The couple’s son Graham said the family are seeking counselling but that they will “never recover”.
Mr Little added: “It is traumatic enough going through the actual incident but then to find that the one organisation that is supposed to give you care is going out of its way to drive you away – when we had in fact become their patients as a result of the incident – is traumatic. It’s like we’ve been retraumatised."
Deaths 'could have been prevented'
The Irish News has seen a copy of the original SAI report which concludes there was “nothing in Thomas McEntee’s behaviour or in the most recent examination of his mental state (approximately four days before the event) to indicate that staff could reasonably have predicted that he was at risk of carrying out such an act”.
The trust acknowledges some “identified learning” in relation to referrals of psychiatric patients between trusts and updating home treatment ‘crisis responses’. The sharing of information with the police is also highlighted.
However, the family say they believe their parents’ deaths could have been prevented.
“Had the health authorities acted correctly the whole thing could have been avoided,” Mr Little said.
“If McEntee had been assessed properly in Daisy Hill Hospital in Newry he would have been transferred directly into a psychiatric bed in Craigavon.”
The family “feel sorry” for McEntee and describe him as a “victim”.
“He was failed and we were failed... but we cannot forgive him,” Mr Little said.
Asked if it is willing to publicly apologise to the Cawdery family for the distress caused to them by its original SAI process, the Southern trust responded with a statement which did not apologise.
It read: “The Public Health Agency and Health and Social Care Board are working with the Cawdery family to establish a new independent review.
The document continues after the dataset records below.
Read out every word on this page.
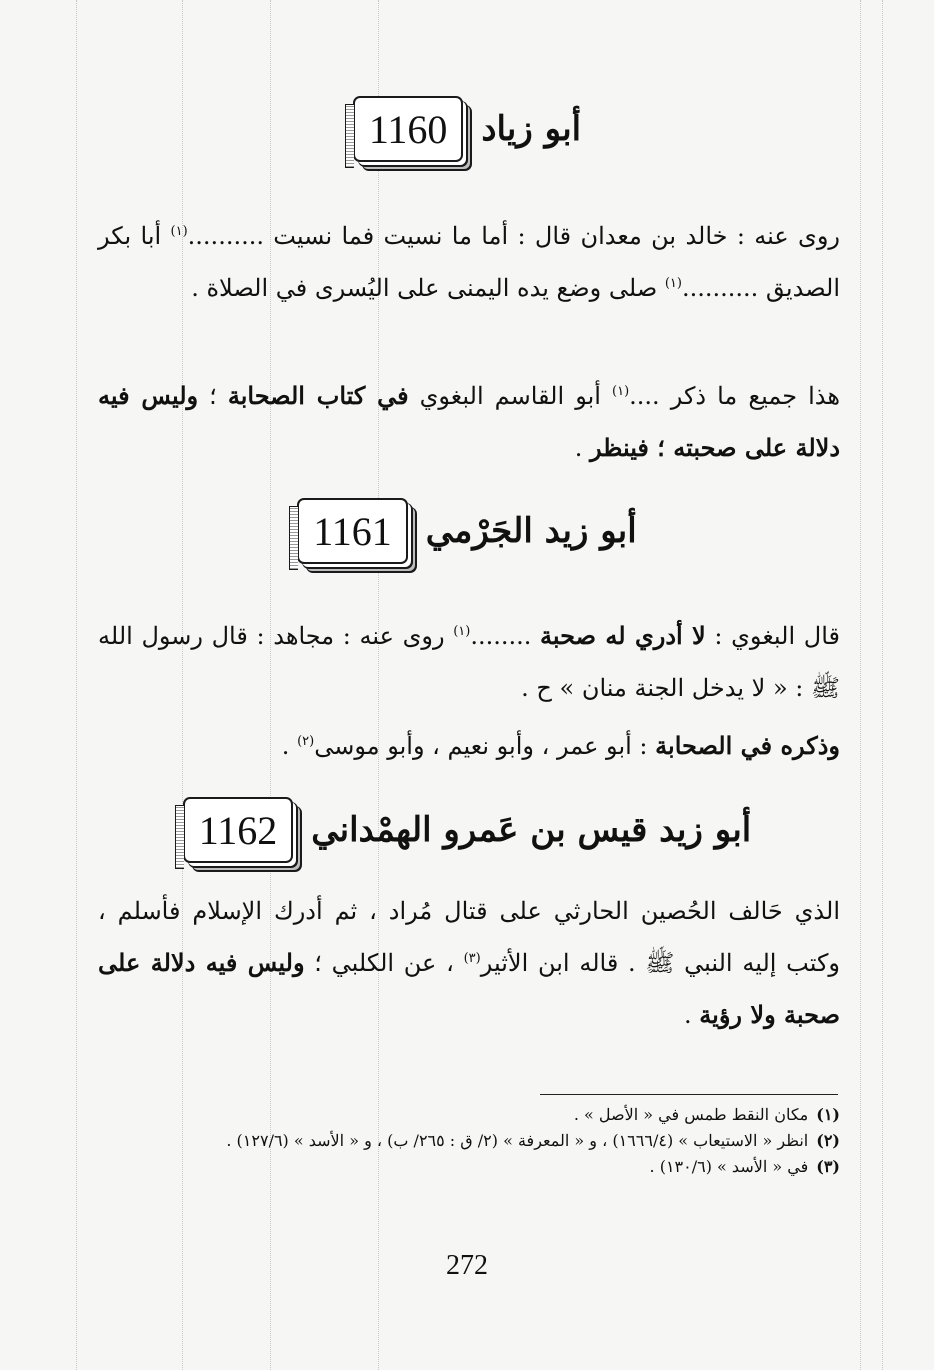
أبو زياد
1160
روى عنه : خالد بن معدان قال : أما ما نسيت فما نسيت ..........$^{(١)}$ أبا بكر الصديق ..........$^{(١)}$ صلى وضع يده اليمنى على اليُسرى في الصلاة .
هذا جميع ما ذكر ....$^{(١)}$ أبو القاسم البغوي في كتاب الصحابة ؛ وليس فيه دلالة على صحبته ؛ فينظر .
أبو زيد الجَرْمي
1161
قال البغوي : لا أدري له صحبة ........$^{(١)}$ روى عنه : مجاهد : قال رسول الله ﷺ : « لا يدخل الجنة منان » ح .
وذكره في الصحابة : أبو عمر ، وأبو نعيم ، وأبو موسى$^{(٢)}$ .
أبو زيد قيس بن عَمرو الهمْداني
1162
الذي حَالف الحُصين الحارثي على قتال مُراد ، ثم أدرك الإسلام فأسلم ، وكتب إليه النبي ﷺ . قاله ابن الأثير$^{(٣)}$ ، عن الكلبي ؛ وليس فيه دلالة على صحبة ولا رؤية .
(١)مكان النقط طمس في « الأصل » .
(٢)انظر « الاستيعاب » (١٦٦٦/٤) ، و « المعرفة » (٢/ ق : ٢٦٥/ ب) ، و « الأسد » (١٢٧/٦) .
(٣)في « الأسد » (١٣٠/٦) .
272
“The trust is fully committed to this process and we will be working closely with all of those involved.”
High level 'SAI' probes most serious in health service
LEVEL-THREE serious adverse incident (SAI) investigations are extremely rare in the Northern Ireland health service and relate to its most serious failings, including murder and abuse.
Other than the Cawdery case, the most recent high-profile probe relates to the Muckamore Abbey hospital abuse scandal, in which learning disabled patients were allegedly physically assaulted by nursing staff.
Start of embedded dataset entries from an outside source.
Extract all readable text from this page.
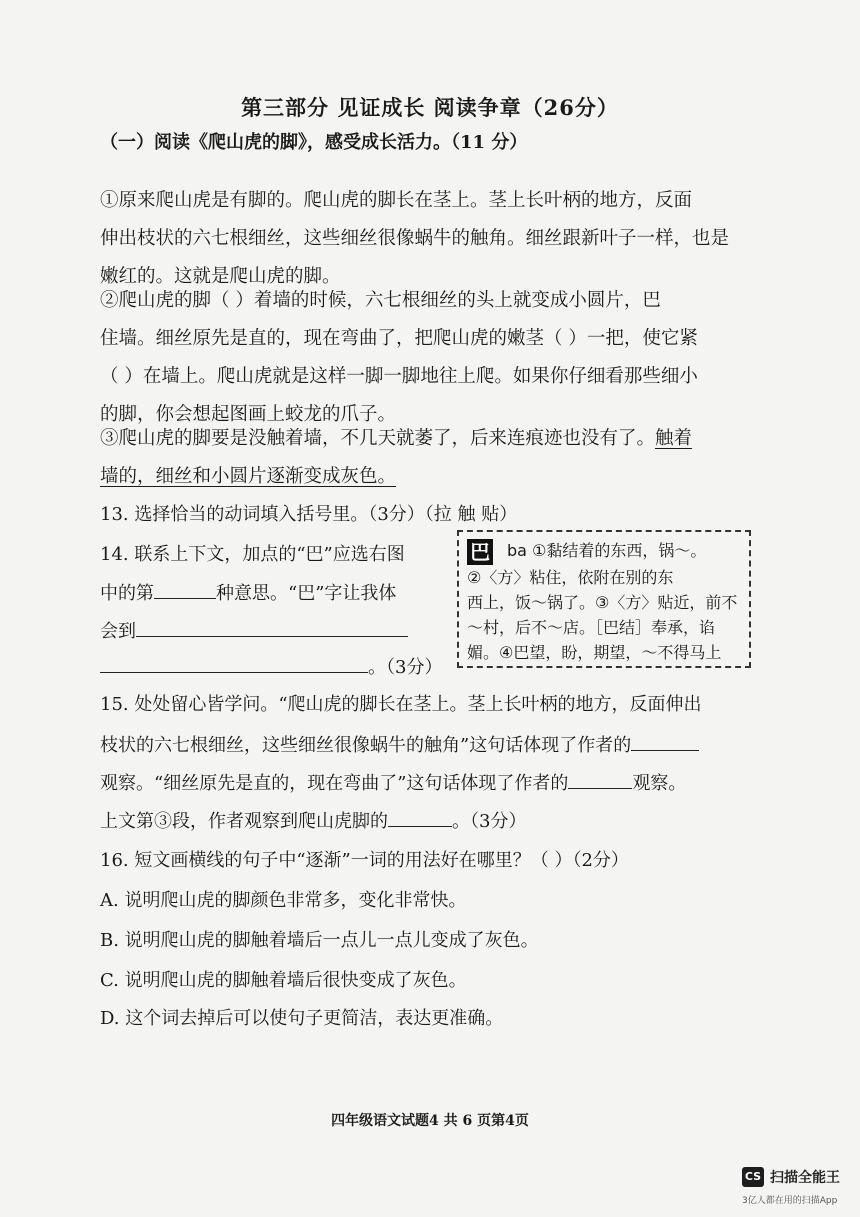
第三部分 见证成长 阅读争章（26分）
（一）阅读《爬山虎的脚》，感受成长活力。（11 分）
①原来爬山虎是有脚的。爬山虎的脚长在茎上。茎上长叶柄的地方，反面
伸出枝状的六七根细丝，这些细丝很像蜗牛的触角。细丝跟新叶子一样，也是
嫩红的。这就是爬山虎的脚。
②爬山虎的脚（ ）着墙的时候，六七根细丝的头上就变成小圆片，巴
住墙。细丝原先是直的，现在弯曲了，把爬山虎的嫩茎（ ）一把，使它紧
（ ）在墙上。爬山虎就是这样一脚一脚地往上爬。如果你仔细看那些细小
的脚，你会想起图画上蛟龙的爪子。
③爬山虎的脚要是没触着墙，不几天就萎了，后来连痕迹也没有了。触着
墙的，细丝和小圆片逐渐变成灰色。
13. 选择恰当的动词填入括号里。（3分）（拉 触 贴）
14. 联系上下文，加点的“巴”应选右图
中的第	种意思。“巴”字让我体
会到
。（3分）
巴 ba ①黏结着的东西，锅～。
②〈方〉粘住，依附在别的东
西上，饭～锅了。③〈方〉贴近，前不
～村，后不～店。［巴结］奉承，谄
媚。④巴望，盼，期望，～不得马上
15. 处处留心皆学问。“爬山虎的脚长在茎上。茎上长叶柄的地方，反面伸出
枝状的六七根细丝，这些细丝很像蜗牛的触角”这句话体现了作者的
观察。“细丝原先是直的，现在弯曲了”这句话体现了作者的	观察。
上文第③段，作者观察到爬山虎脚的	。（3分）
16. 短文画横线的句子中“逐渐”一词的用法好在哪里？（ ）（2分）
A. 说明爬山虎的脚颜色非常多，变化非常快。
B. 说明爬山虎的脚触着墙后一点儿一点儿变成了灰色。
C. 说明爬山虎的脚触着墙后很快变成了灰色。
D. 这个词去掉后可以使句子更简洁，表达更准确。
四年级语文试题4 共 6 页第4页
CS 扫描全能王
3亿人都在用的扫描App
There have been fewer than a dozen of these confidential reviews over the past two years.
Strict criteria and guidance have been established in relation to the membership of the review teams, deadlines for reporting and – crucially – the involvement of families.
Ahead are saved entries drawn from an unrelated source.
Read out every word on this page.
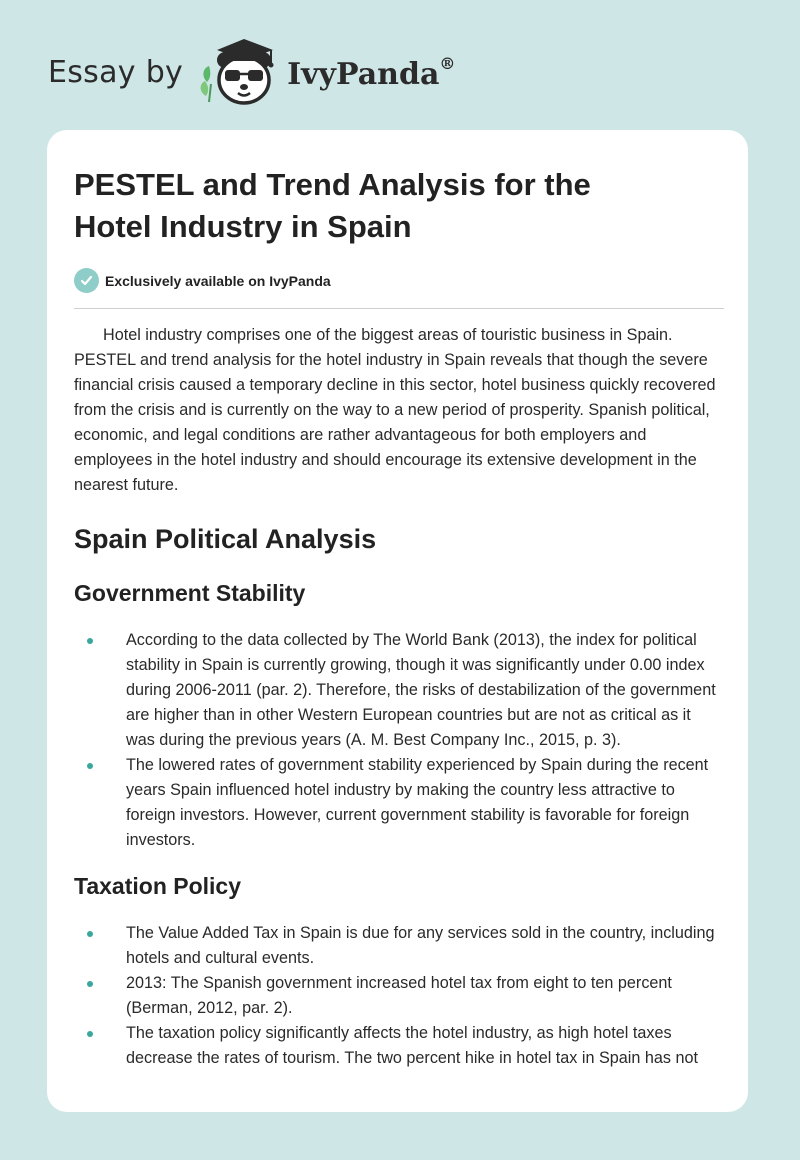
Essay by	IvyPanda®
PESTEL and Trend Analysis for the
Hotel Industry in Spain
Exclusively available on IvyPanda

Hotel industry comprises one of the biggest areas of touristic business in Spain. PESTEL and trend analysis for the hotel industry in Spain reveals that though the severe financial crisis caused a temporary decline in this sector, hotel business quickly recovered from the crisis and is currently on the way to a new period of prosperity. Spanish political, economic, and legal conditions are rather advantageous for both employers and employees in the hotel industry and should encourage its extensive development in the nearest future.

Spain Political Analysis
Government Stability
According to the data collected by The World Bank (2013), the index for political stability in Spain is currently growing, though it was significantly under 0.00 index during 2006-2011 (par. 2). Therefore, the risks of destabilization of the government are higher than in other Western European countries but are not as critical as it was during the previous years (A. M. Best Company Inc., 2015, p. 3).
The lowered rates of government stability experienced by Spain during the recent years Spain influenced hotel industry by making the country less attractive to foreign investors. However, current government stability is favorable for foreign investors.
Taxation Policy
The Value Added Tax in Spain is due for any services sold in the country, including hotels and cultural events.
2013: The Spanish government increased hotel tax from eight to ten percent (Berman, 2012, par. 2).
The taxation policy significantly affects the hotel industry, as high hotel taxes decrease the rates of tourism. The two percent hike in hotel tax in Spain has not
Official guidance states: “It is the role of the chair to ensure engagement with families, that their views are sought, that support has been offered to them at an early stage and they have the opportunity to comment on the final draft of the report.”
In relation to Muckamore, an independent safeguarding expert from England was commissioned to head its detailed report and families of vulnerable patients were questioned.
However, a medical professional from another health trust in Northern Ireland chaired the Cawdery SAI case – something about which the family raised concerns.
Relatives of Michael and Marjorie Cawdery also had no input and say they were “excluded” from it.
The new SAI team appointed to investigate the Cawdery case for a second time will include an expert from a mental health team in London and a highly regarded psychiatrist from Dublin. The family will also be consulted.